Printmaking workshop connects community with art

Students and community members of all ages gathered to get their hands dirty in the Shoger Printmaking Studio on Saturday, Oct. 24. The first-ever Free Ink Day! Printmaking Workshop was a resounding success, providing a fun, free opportunity to create art, enjoy community and, as the slogan went, “get inky.”

The workshop was hosted by Highpoint Center for Printmaking in Minneapolis, in conjunction with the Pace Prints exhibition currently on display at Flaten Art Museum.

Participants were welcomed into the studio to make a type of print called monoprints. The artists created images on Plexiglas plates with ink, using tools such as paintbrushes, q-tips, rags and stencil shapes. They then placed printing paper over their inked plate and ran it through the printing press to transfer the ink, creating a print they could take home after it dried.

Many participants were novices to printmaking, but there was plenty of help available: two staff members from Highpoint, three of the four fifth-year art apprentices, Associate Professor of Art John Saurer and the members of his printmaking class were all on hand to assist.

“A lot of people don’t know what printmaking is, so we like to do free events like this to kind of pull people in in an environment that is very easy to come into, very open,” Highpoint education and community programs manager Dana Lemoine said. “I think it’s really great for printers and people without a lot of experience to just have an opportunity to experiment.”

Making printmaking accessible to all skill levels is a big part of Highpoint’s mission.

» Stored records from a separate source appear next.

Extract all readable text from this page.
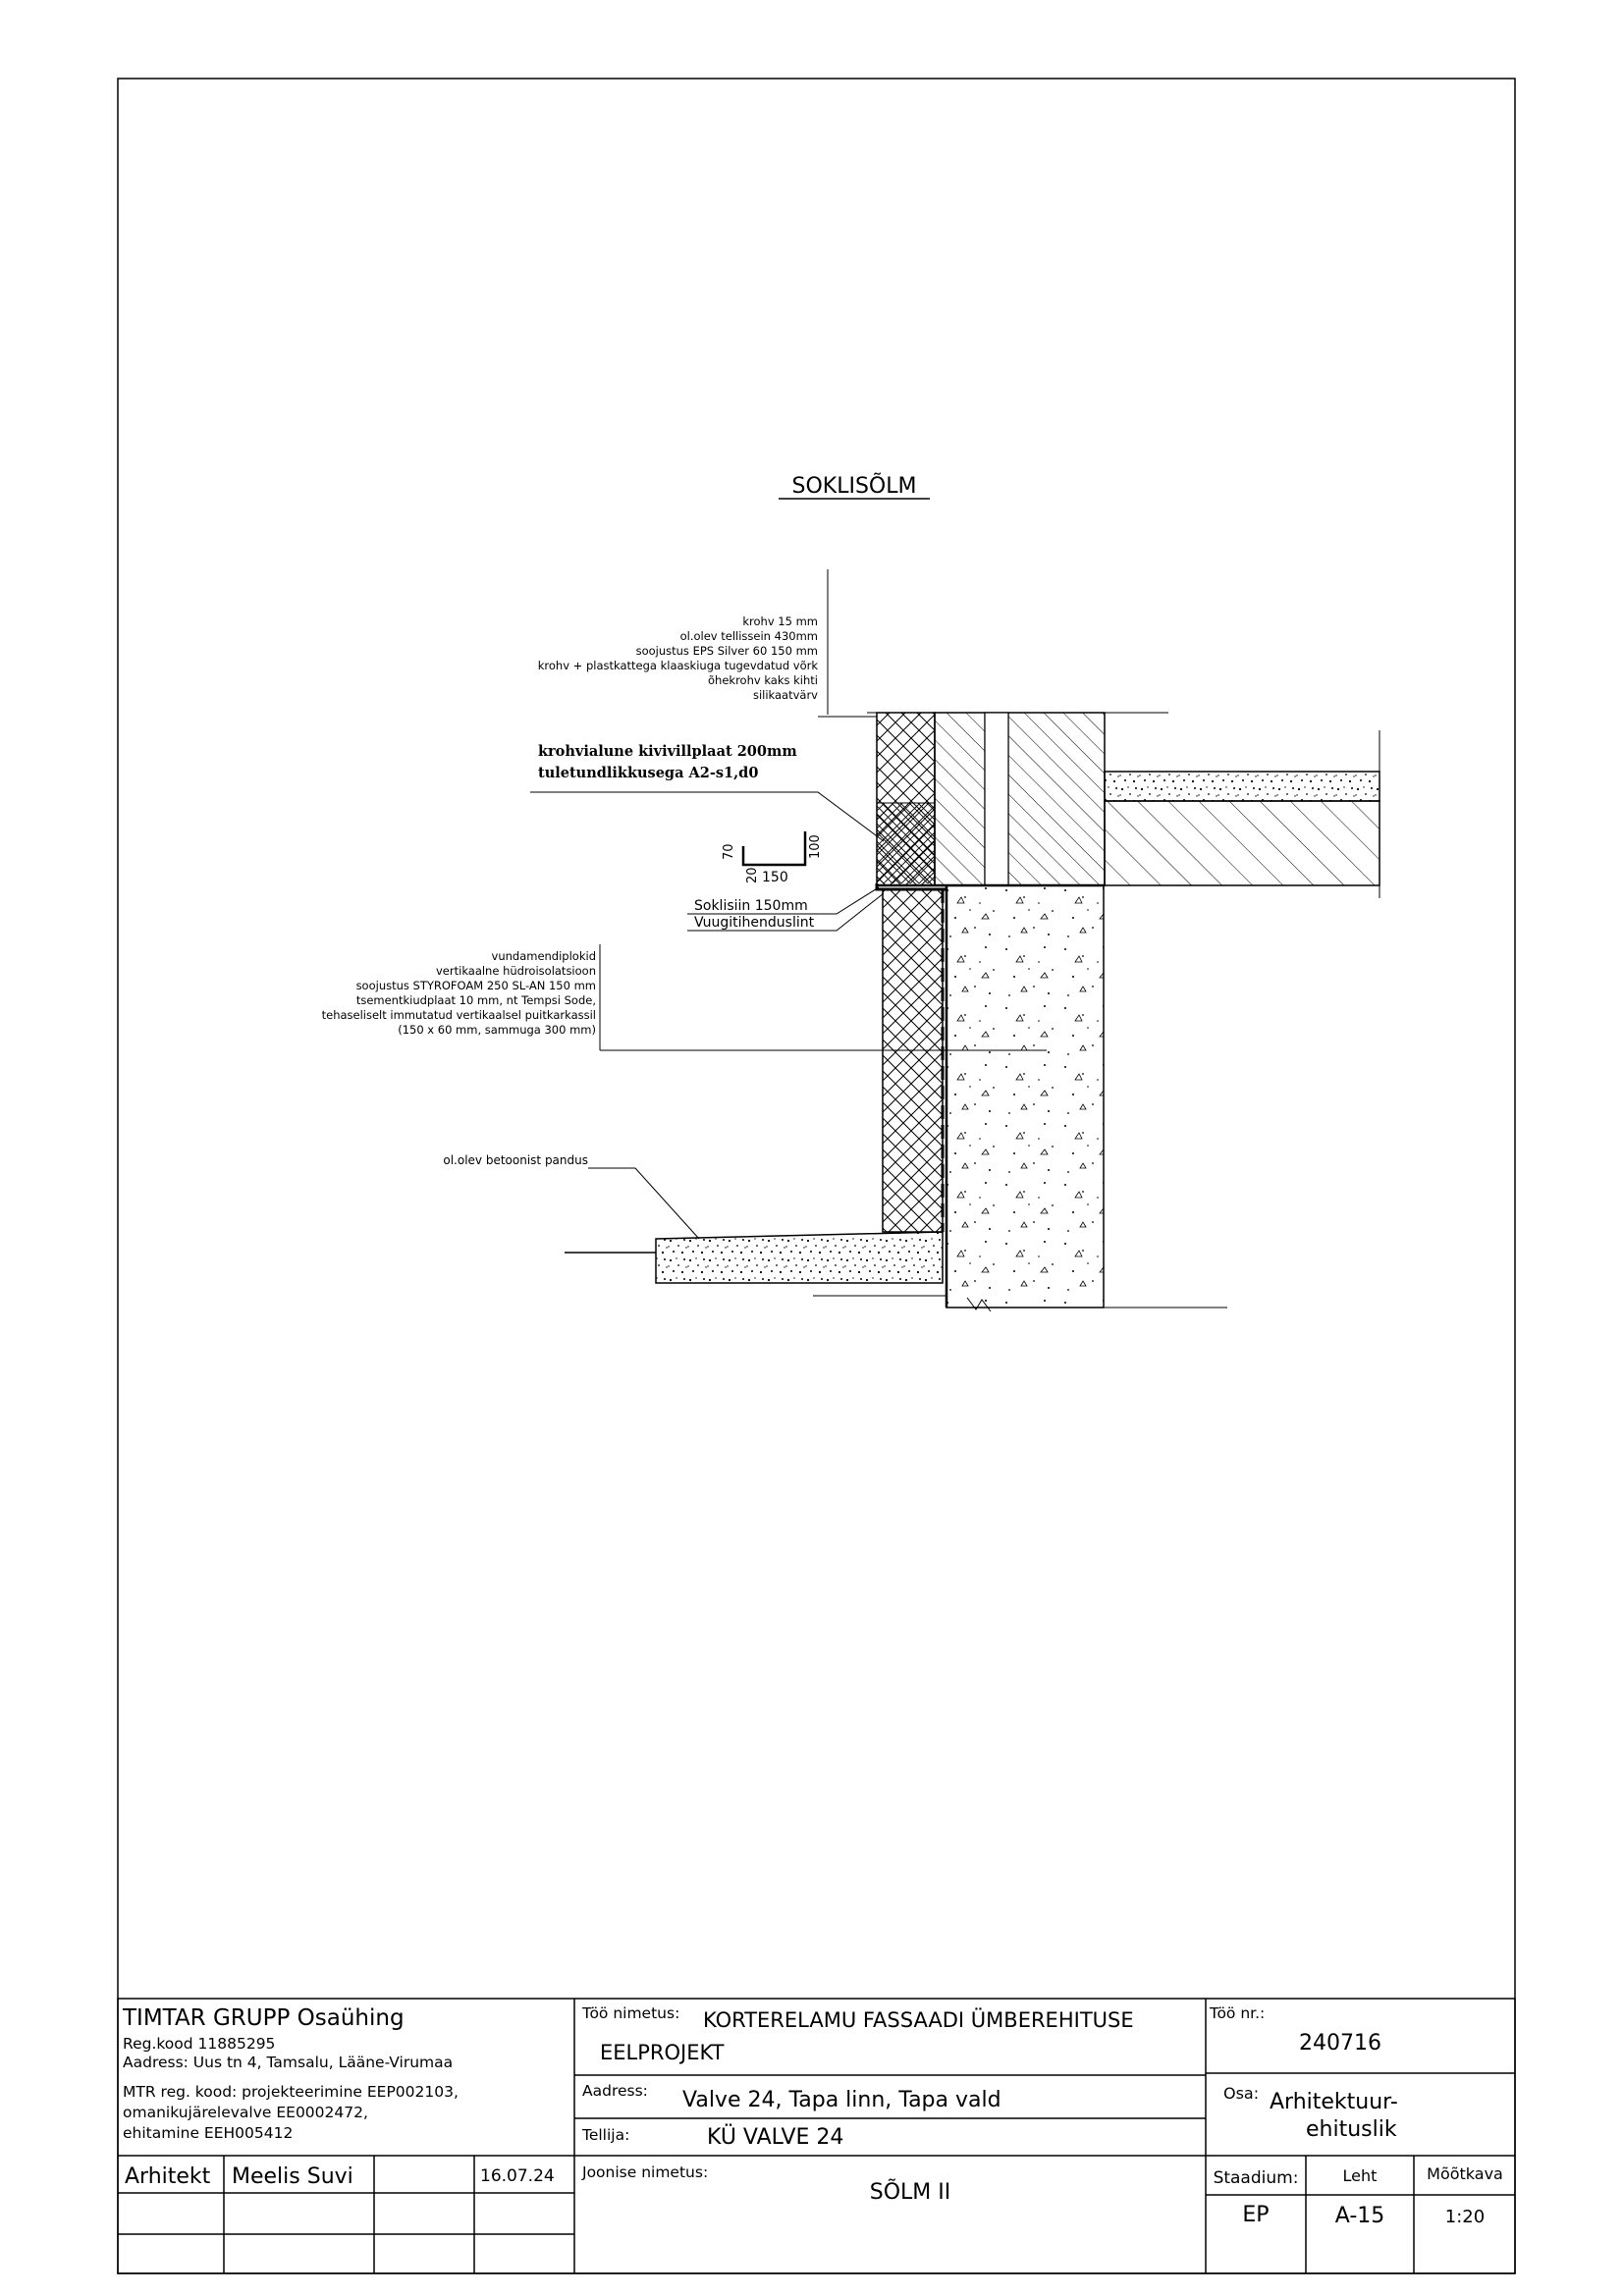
SOKLISÕLM
70	100
20 150
krohv 15 mm
ol.olev tellissein 430mm
soojustus EPS Silver 60 150 mm
krohv + plastkattega klaaskiuga tugevdatud võrk
õhekrohv kaks kihti
silikaatvärv
krohvialune kivivillplaat 200mm
tuletundlikkusega A2-s1,d0
Soklisiin 150mm
Vuugitihenduslint
vundamendiplokid
vertikaalne hüdroisolatsioon
soojustus STYROFOAM 250 SL-AN 150 mm
tsementkiudplaat 10 mm, nt Tempsi Sode,
tehaseliselt immutatud vertikaalsel puitkarkassil
(150 x 60 mm, sammuga 300 mm)
ol.olev betoonist pandus
TIMTAR GRUPP Osaühing
Reg.kood 11885295
Aadress: Uus tn 4, Tamsalu, Lääne-Virumaa
MTR reg. kood: projekteerimine EEP002103,
omanikujärelevalve EE0002472,
ehitamine EEH005412
Arhitekt Meelis Suvi	16.07.24
Töö nimetus: KORTERELAMU FASSAADI ÜMBEREHITUSE
EELPROJEKT
Aadress: Valve 24, Tapa linn, Tapa vald
Tellija:	KÜ VALVE 24
Joonise nimetus:
SÕLM II
Töö nr.:
240716
Osa: Arhitektuur-
ehituslik
Staadium:	Leht	Mõõtkava
EP	A-15	1:20
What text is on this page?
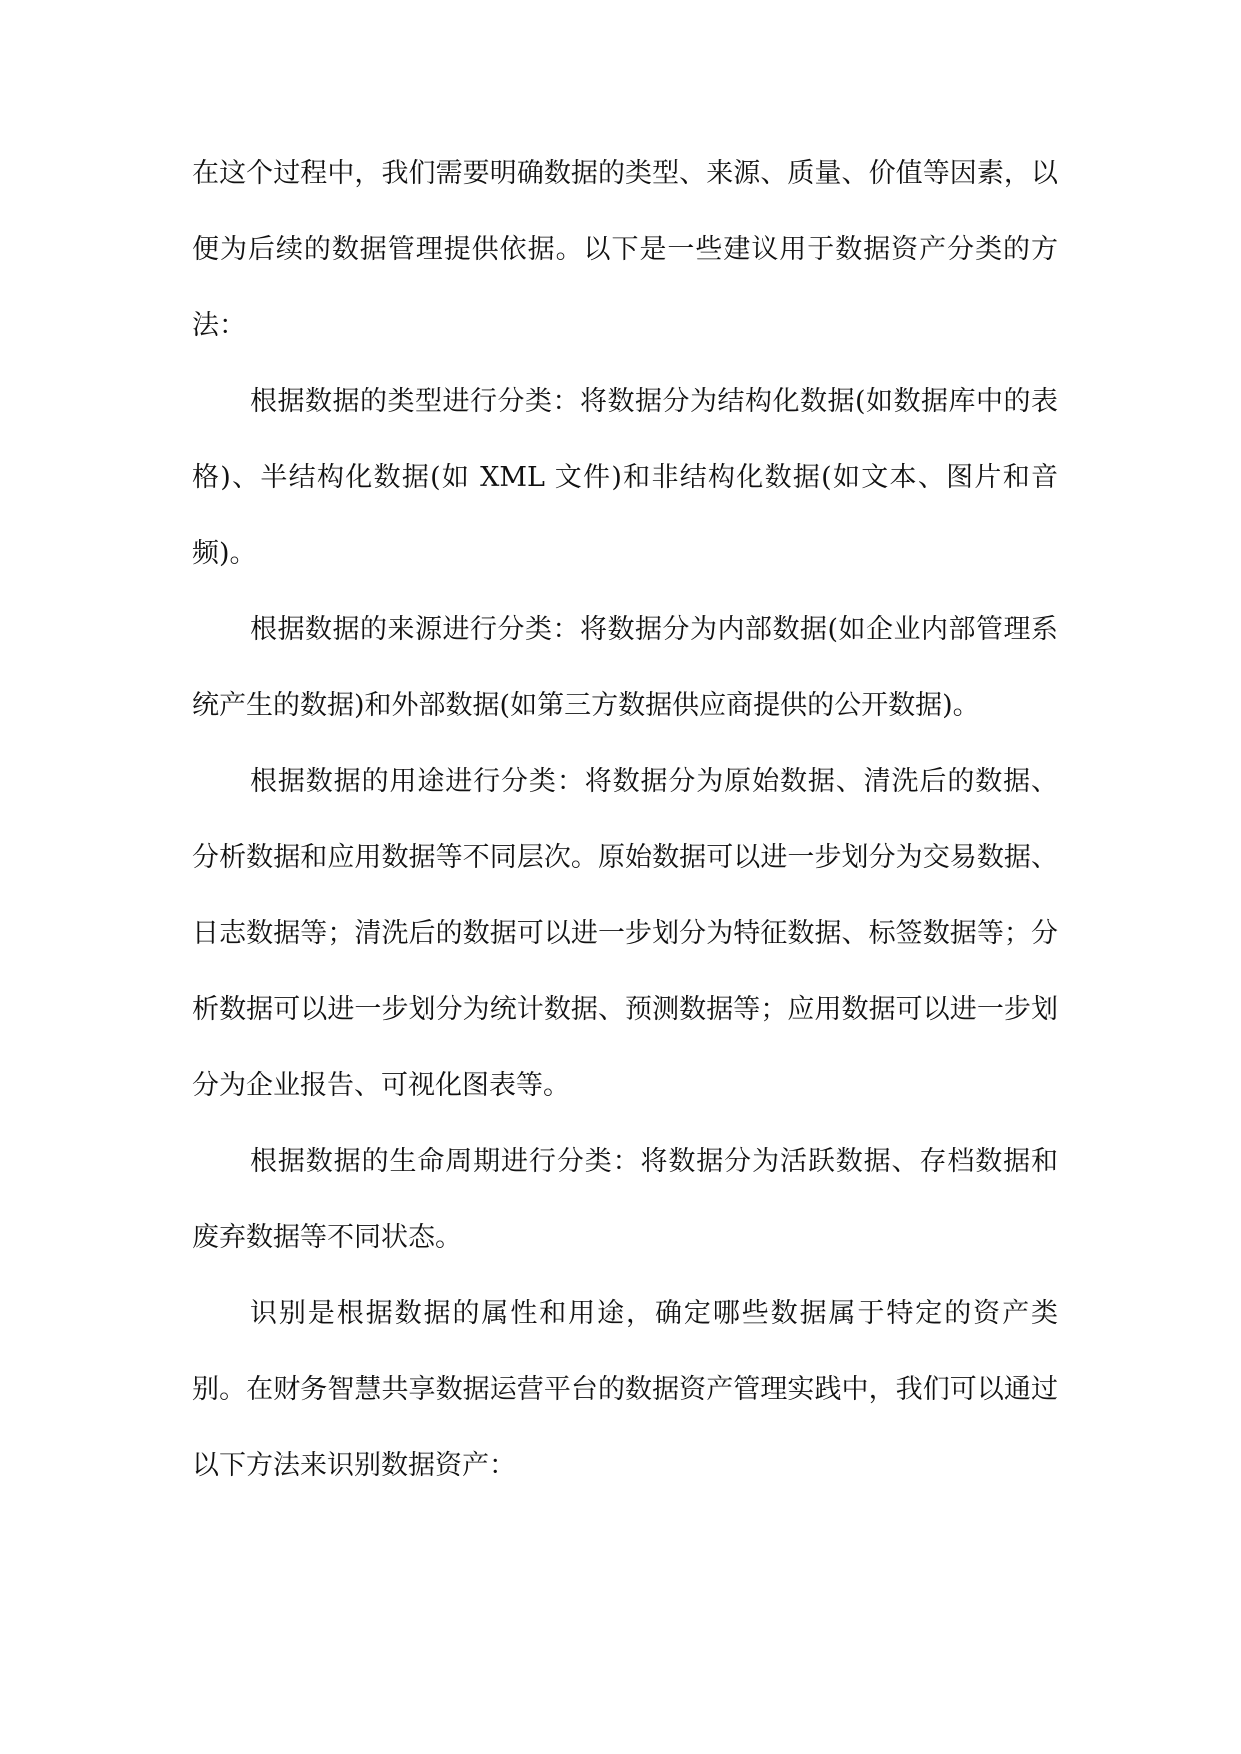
在这个过程中，我们需要明确数据的类型、来源、质量、价值等因素，以便为后续的数据管理提供依据。以下是一些建议用于数据资产分类的方法：

根据数据的类型进行分类：将数据分为结构化数据(如数据库中的表格)、半结构化数据(如 XML 文件)和非结构化数据(如文本、图片和音频)。

根据数据的来源进行分类：将数据分为内部数据(如企业内部管理系统产生的数据)和外部数据(如第三方数据供应商提供的公开数据)。

根据数据的用途进行分类：将数据分为原始数据、清洗后的数据、分析数据和应用数据等不同层次。原始数据可以进一步划分为交易数据、日志数据等；清洗后的数据可以进一步划分为特征数据、标签数据等；分析数据可以进一步划分为统计数据、预测数据等；应用数据可以进一步划分为企业报告、可视化图表等。

根据数据的生命周期进行分类：将数据分为活跃数据、存档数据和废弃数据等不同状态。

识别是根据数据的属性和用途，确定哪些数据属于特定的资产类别。在财务智慧共享数据运营平台的数据资产管理实践中，我们可以通过以下方法来识别数据资产：
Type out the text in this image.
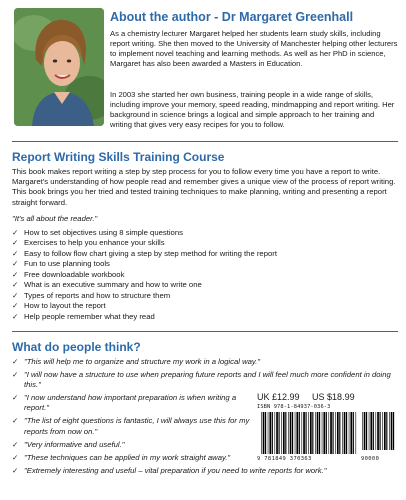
About the author - Dr Margaret Greenhall

As a chemistry lecturer Margaret helped her students learn study skills, including report writing. She then moved to the University of Manchester helping other lecturers to implement novel teaching and learning methods. As well as her PhD in science, Margaret has also been awarded a Masters in Education.

In 2003 she started her own business, training people in a wide range of skills, including improve your memory, speed reading, mindmapping and report writing. Her background in science brings a logical and simple approach to her training and writing that gives very easy recipes for you to follow.

Report Writing Skills Training Course

This book makes report writing a step by step process for you to follow every time you have a report to write. Margaret's understanding of how people read and remember gives a unique view of the process of report writing. This book brings you her tried and tested training techniques to make planning, writing and presenting a report straight forward.

"It's all about the reader."

✓ How to set objectives using 8 simple questions
✓ Exercises to help you enhance your skills
✓ Easy to follow flow chart giving a step by step method for writing the report
✓ Fun to use planning tools
✓ Free downloadable workbook
✓ What is an executive summary and how to write one
✓ Types of reports and how to structure them
✓ How to layout the report
✓ Help people remember what they read
What do people think?
✓ "This will help me to organize and structure my work in a logical way."
✓ "I will now have a structure to use when preparing future reports and I will feel much more confident in doing this."
✓ "I now understand how important preparation is when writing a report."
✓ "The list of eight questions is fantastic, I will always use this for my reports from now on."
✓ "Very informative and useful."
✓ "These techniques can be applied in my work straight away."
✓ "Extremely interesting and useful – vital preparation if you need to write reports for work."
UK £12.99 US $18.99
ISBN 978-1-84937-036-3
9 781849 370363	90000
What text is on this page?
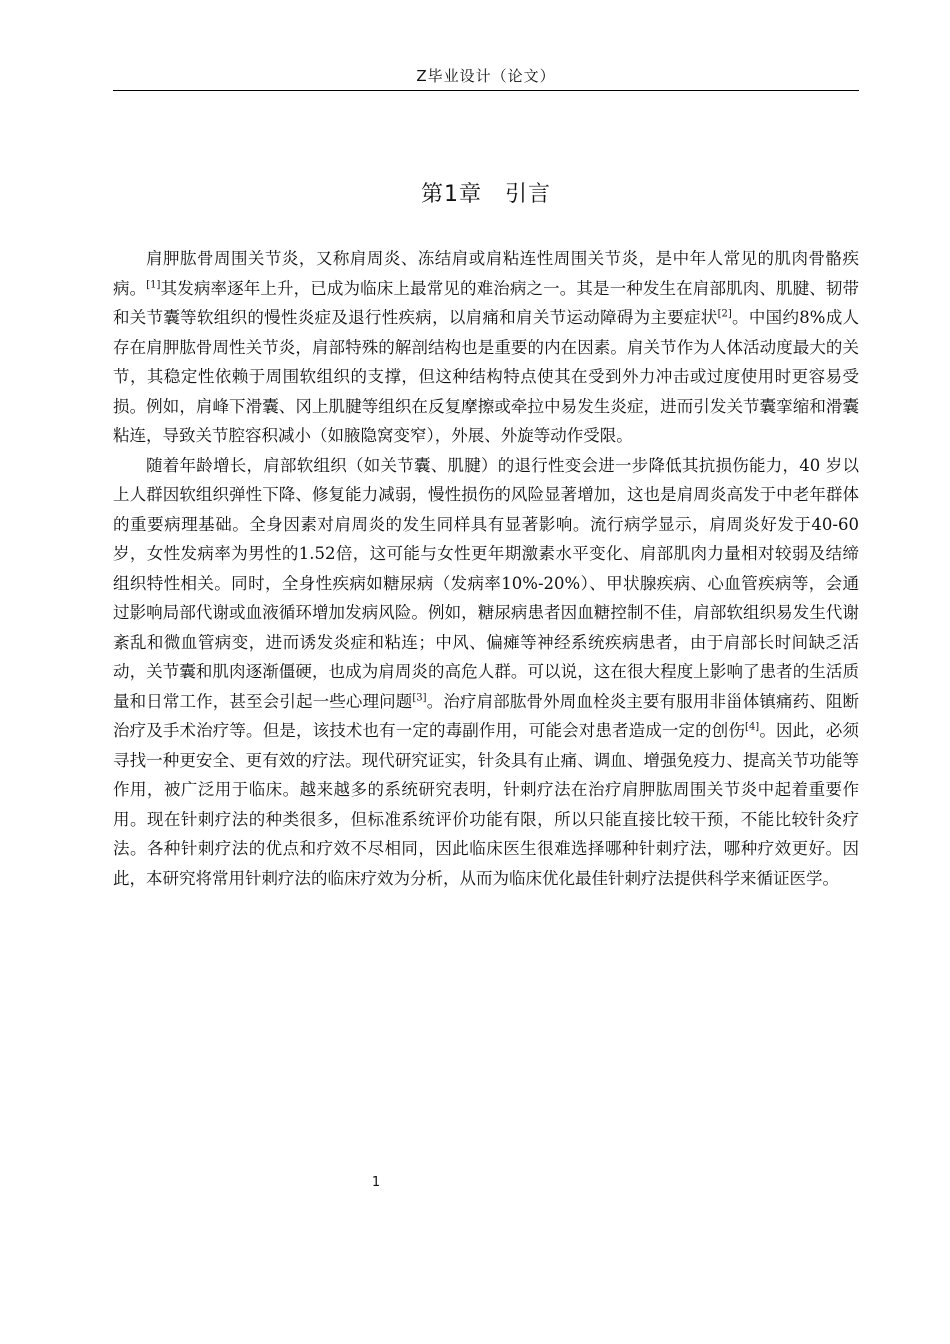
Z毕业设计（论文）
第1章　引言

肩胛肱骨周围关节炎，又称肩周炎、冻结肩或肩粘连性周围关节炎，是中年人常见的肌肉骨骼疾病。[1]其发病率逐年上升，已成为临床上最常见的难治病之一。其是一种发生在肩部肌肉、肌腱、韧带和关节囊等软组织的慢性炎症及退行性疾病，以肩痛和肩关节运动障碍为主要症状[2]。中国约8%成人存在肩胛肱骨周性关节炎，肩部特殊的解剖结构也是重要的内在因素。肩关节作为人体活动度最大的关节，其稳定性依赖于周围软组织的支撑，但这种结构特点使其在受到外力冲击或过度使用时更容易受损。例如，肩峰下滑囊、冈上肌腱等组织在反复摩擦或牵拉中易发生炎症，进而引发关节囊挛缩和滑囊粘连，导致关节腔容积减小（如腋隐窝变窄），外展、外旋等动作受限。

随着年龄增长，肩部软组织（如关节囊、肌腱）的退行性变会进一步降低其抗损伤能力，40 岁以上人群因软组织弹性下降、修复能力减弱，慢性损伤的风险显著增加，这也是肩周炎高发于中老年群体的重要病理基础。全身因素对肩周炎的发生同样具有显著影响。流行病学显示，肩周炎好发于40-60 岁，女性发病率为男性的1.52倍，这可能与女性更年期激素水平变化、肩部肌肉力量相对较弱及结缔组织特性相关。同时，全身性疾病如糖尿病（发病率10%-20%）、甲状腺疾病、心血管疾病等，会通过影响局部代谢或血液循环增加发病风险。例如，糖尿病患者因血糖控制不佳，肩部软组织易发生代谢紊乱和微血管病变，进而诱发炎症和粘连；中风、偏瘫等神经系统疾病患者，由于肩部长时间缺乏活动，关节囊和肌肉逐渐僵硬，也成为肩周炎的高危人群。可以说，这在很大程度上影响了患者的生活质量和日常工作，甚至会引起一些心理问题[3]。治疗肩部肱骨外周血栓炎主要有服用非甾体镇痛药、阻断治疗及手术治疗等。但是，该技术也有一定的毒副作用，可能会对患者造成一定的创伤[4]。因此，必须寻找一种更安全、更有效的疗法。现代研究证实，针灸具有止痛、调血、增强免疫力、提高关节功能等作用，被广泛用于临床。越来越多的系统研究表明，针刺疗法在治疗肩胛肱周围关节炎中起着重要作用。现在针刺疗法的种类很多，但标准系统评价功能有限，所以只能直接比较干预，不能比较针灸疗法。各种针刺疗法的优点和疗效不尽相同，因此临床医生很难选择哪种针刺疗法，哪种疗效更好。因此，本研究将常用针刺疗法的临床疗效为分析，从而为临床优化最佳针刺疗法提供科学来循证医学。

1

“Printmaking can be expensive, it can be intimidating, and so opportunities like this are a good way for people to get some experience and see if they like it or not,” she said.

Highpoint does off-site programs, like the Free Ink Day, three or four times a year. The center also has a gallery that is free and open to the public, which shows a different artist’s prints every month, and an artist co-op where members of the community pay a monthly fee to use the studio.

For Sauer, who teaches drawing, sculpture and prints, the event was the perfect community outreach component to Pace Prints, an exhibition he is very excited about.

“I have been dreaming of this show for many, many years,” he said.

Pace Prints is the showing of work created in the Pace Printmaking Studio, a master print shop in New York City. St. Olaf students have been visiting that venue for over 30 years as part of the New York Art Interim, the vocational interim class that the St. Olaf Art Department takes every other year with 18 students.

“It invites artists to come in and create prints as fine art, and it’s related to their own work, but it’s always a transition into something unique and new for themselves,” Saurer said.

Saurer, along with museum director Jane Becker Nelson and Pace master printer Justin Israels, curated the show, which runs through November.

“This is the first time we’ve done this [event], I’d love to think about doing it again,” Sauer said. “It’s a lot of work. My current printmaking class is volunteering, acting like master printers, which is the impetus for the show- the show is about the collaboration between the artists and the master printer, so we’re sort of practicing taking on that role. It’s a lot of fun.”

Saurer was very happy with the turnout for the four-hour long event, which drew many families from Northfield as well as students.

“It’s well-received,” he said. “There apparently is a need for members of the Northfield community to come into the wonderful studio and have a productive, safe place to work, so we may do this again in the future, not just for college kids but for people in town.”

Marni Kaldjian ’17, a student in the printmaking class, agrees.

“There’s often this disconnect between the community and St. Olaf, and it’s a place where a large percentage of Northfield’s population lives,” she said. “It’s important to try to bridge that gap. Art is an incredible thing to build community with.”